I wish I could figure out the moods that capture and sway this writing life. For most of May, my poor writing life was right down the drains, lost in the mists surrounding a thousand activities, a thousand emotions, everything urgent or dear. And when I'd have a spare moment, I'd squint at my characters and see strangers instead.
Not a pleasant feeling.
But somehow, the book is creeping up on me again.
I don't know what the trick was: what made the difference? The dogged and difficult Monday I spent all-but-shackled to my computer, clawing my way toward this story? The nights I spent staring at my ceiling wondering about what this next bit of drafting might hold?

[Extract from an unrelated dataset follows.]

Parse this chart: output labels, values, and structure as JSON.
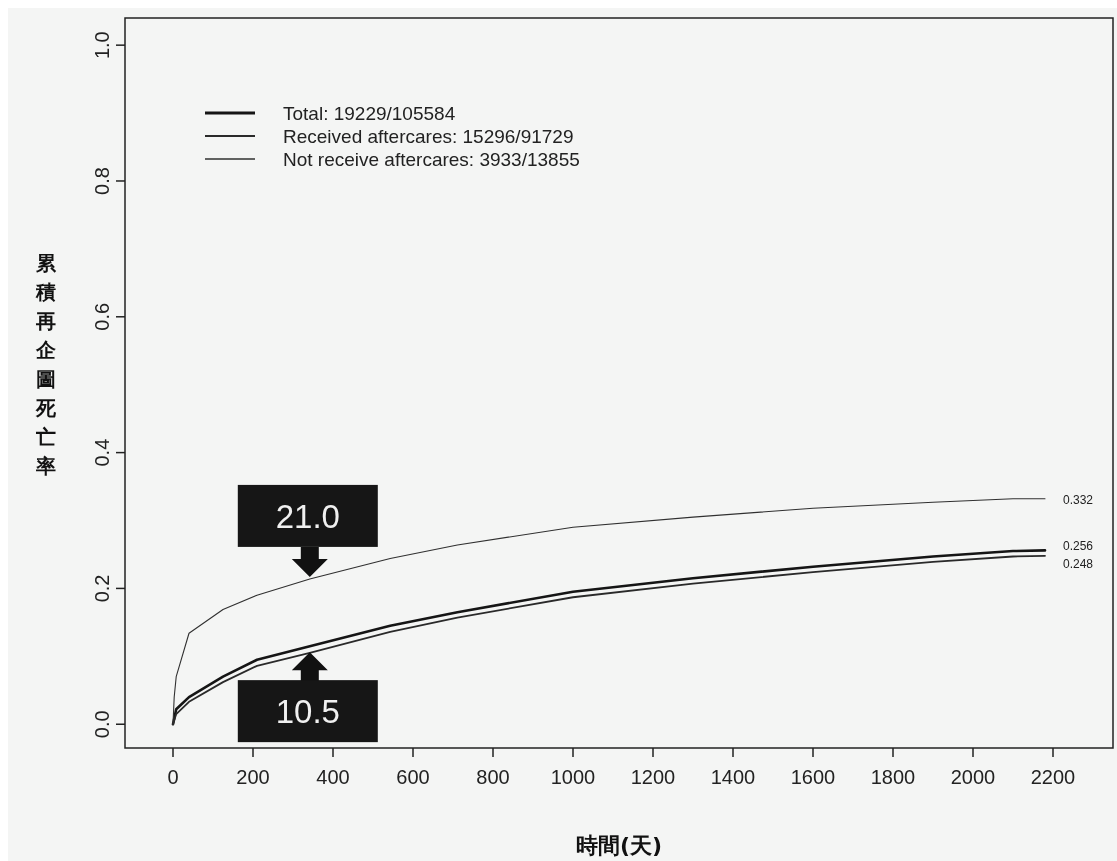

Whatever it was, we are now back in full swing, and I feel the unfolding joy of work again. I am so cranky when the work isn't going well... you really don't want to be near me.
Though, come to think of it, perhaps it's not easy to be around me when writing goes well, either? I zone out during conversations, because a character is tugging on my ear. I forget to do things.
And at night I crowd my bed with books to read, and fall asleep on pens... Once I woke up certain I'd broken a rib somehow... nope. Just a ballpoint pen digging into me through the night. And that's if I fall asleep...
When work is good, I'm thinking about the book instead of trying to sleep. I keep snatching at the scraps of paper I have beside the bed, scribbling in the dark. Those are a joy to decipher the next morning--what was I writing in, Sanskrit? One of these days, I'll scrawl some fantastic line on my sheets and never be able to read it again...
But that's me these mornings, stumbling out to breakfast dazed, inkstained, and full of words.